Are Sleep Disorders Overrated?

What a claim! Under pressure of time, after TV crime thrillers and professional emails until shortly before midnight, please let the blissful slumber begin immediately.

Seven hours of sleep should be enough, all the time of course, so that the fibre-deep tiredness gives way to a vital freshness in the morning, beautiful dreams included.

Interruptions are not intended, if you roll restlessly on the mattress for heavy side sleepers or even wake up several times, there must be something wrong with you, right?

Just this spring, a survey by a major health insurance company revealed that almost 80 percent of adults in Germany claim to suffer from sleep disorders, and around ten percent are even affected by chronic insomnia.

Perhaps the expectations are simply too high. After all, it is almost a miracle that the stressed cosmopolitan, despite marital quarrels and job crises, often finds himself falling asleep quite quickly, drifting off at a moment’s notice and setting everything to zero.

Moreover, from an evolutionary point of view, it may even make sense that sleep is interrupted again and again. This is the conclusion reached by anthropologists in the journal Proceedings of the Royal Society B.

The researchers around Charles Nunn of Duke University in Durham had studied the Hadza people in northern Tanzania and observed very different sleep times. The tribe traditionally lives in groups of 20 to 30 members, who still travel as hunter-gatherers.

In the Hadza people there is almost always someone awake. This serves the safety of all.

On average, the Hadza went to bed around 10 p.m. and woke up around seven. Their sleep patterns, however, were quite different and had not been synchronized within the group, as is sometimes suspected in peoples whose sleep is not influenced by technology and street lighting.

Some of the Hadza initially slept soundly for a few hours, others woke up soon after falling asleep and even left their camp for a short time. Some lay down early, others much later.

Throughout the night, there were only a few episodes of just one minute’s duration during which all the members of the group slept at the same time. Otherwise, about a third of the participants were active or sleeping only superficially at any time during the night.

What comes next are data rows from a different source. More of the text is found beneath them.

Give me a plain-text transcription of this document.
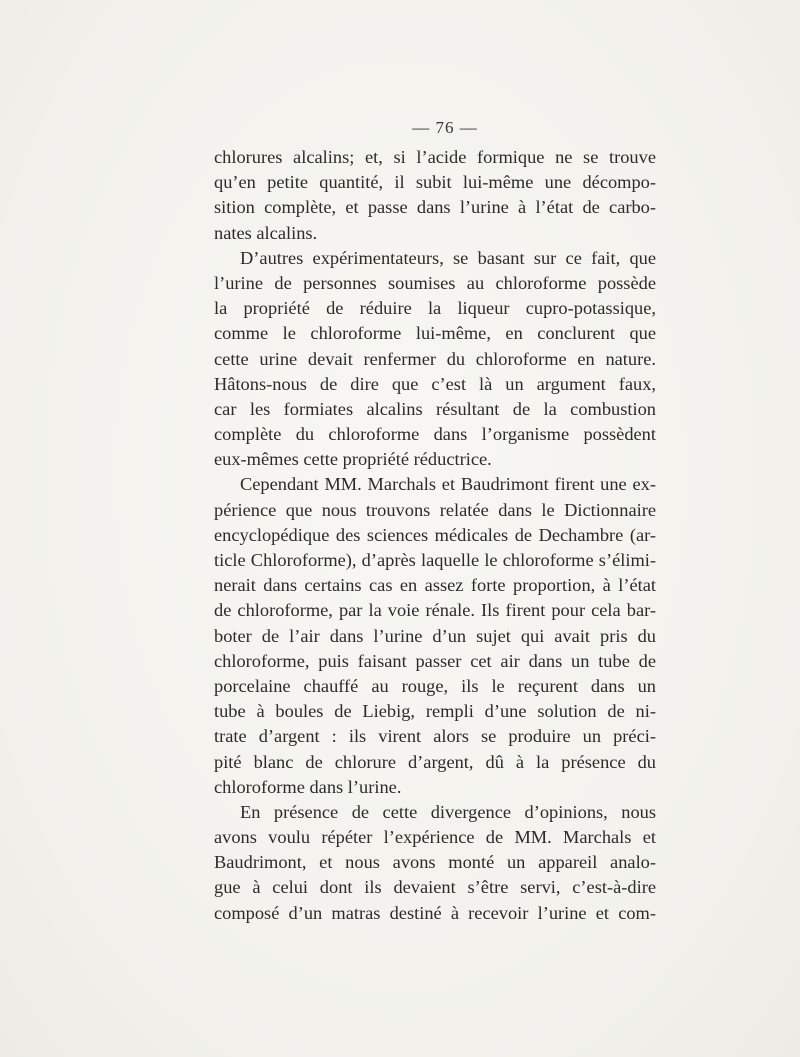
— 76 —
chlorures alcalins; et, si l’acide formique ne se trouve
qu’en petite quantité, il subit lui-même une décompo-
sition complète, et passe dans l’urine à l’état de carbo-
nates alcalins.
D’autres expérimentateurs, se basant sur ce fait, que
l’urine de personnes soumises au chloroforme possède
la propriété de réduire la liqueur cupro-potassique,
comme le chloroforme lui-même, en conclurent que
cette urine devait renfermer du chloroforme en nature.
Hâtons-nous de dire que c’est là un argument faux,
car les formiates alcalins résultant de la combustion
complète du chloroforme dans l’organisme possèdent
eux-mêmes cette propriété réductrice.
Cependant MM. Marchals et Baudrimont firent une ex-
périence que nous trouvons relatée dans le Dictionnaire
encyclopédique des sciences médicales de Dechambre (ar-
ticle Chloroforme), d’après laquelle le chloroforme s’élimi-
nerait dans certains cas en assez forte proportion, à l’état
de chloroforme, par la voie rénale. Ils firent pour cela bar-
boter de l’air dans l’urine d’un sujet qui avait pris du
chloroforme, puis faisant passer cet air dans un tube de
porcelaine chauffé au rouge, ils le reçurent dans un
tube à boules de Liebig, rempli d’une solution de ni-
trate d’argent : ils virent alors se produire un préci-
pité blanc de chlorure d’argent, dû à la présence du
chloroforme dans l’urine.
En présence de cette divergence d’opinions, nous
avons voulu répéter l’expérience de MM. Marchals et
Baudrimont, et nous avons monté un appareil analo-
gue à celui dont ils devaient s’être servi, c’est-à-dire
composé d’un matras destiné à recevoir l’urine et com-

“Older people in particular often complain that they wake up again and again during the night and can no longer fall asleep,” says Charles Nunn. “Perhaps we should not immediately consider this a sleep disorder, but rather a remnant from an earlier phase of our evolution where this behavior was beneficial.”

If all the members of a group sleep, the risk of falling victim to predators or predatory attacks is ultimately far greater. It is also known from some species living in groups that some have to stay awake at night in order to be able to report dangers early.

This type of night watchman has proven its worth in the wild. For the Hadza, it is not necessary to put someone on guard at night because someone is always awake anyway. In addition, the young stay up late and the old are back on their feet early.

If the grandparents have a shorter and interrupted sleep, this increases the security. Large differences in the sleep-wake rhythm therefore offer a survival advantage, but this only works in groups of twelve or more people.

The San people in southern Africa, for example, usually travel in groups of three, in which case they must alternate between nightly vigilance. For the inhabitants of the industrial nations living individually or in small families, however, the evolutionary advantage of the ancestors or African tribal groups is only a small consolation when they restlessly turn from one side to the other.

Instead of talking about the “advantage of poorly sleeping grandparents”, as the anthropologists around Charles Nunn do, the diagnosis is that of an “exhausted society” that calms down with tranquilizers and hardly wakes up at all, even during the day.

The impression of not having slept all night is usually deceptive. Those who think that they have hardly slept and that they have woken up again and again, in fact often end up with a net sleep duration of five and a half or six instead of the recommended seven hours.

Lying awake for “hours” then only extends over two or three times 20 minutes. By the way, looking at the clock again and again is not good advice on restless nights.

This increases the pressure to finally fall asleep. Whether you feel amazingly fit in the morning after a night with several interruptions or carry the leaden feeling with you until the afternoon depends on which phase you woke up in.

Being torn out of a deep sleep by baby cries or construction noise can paralyze the whole day.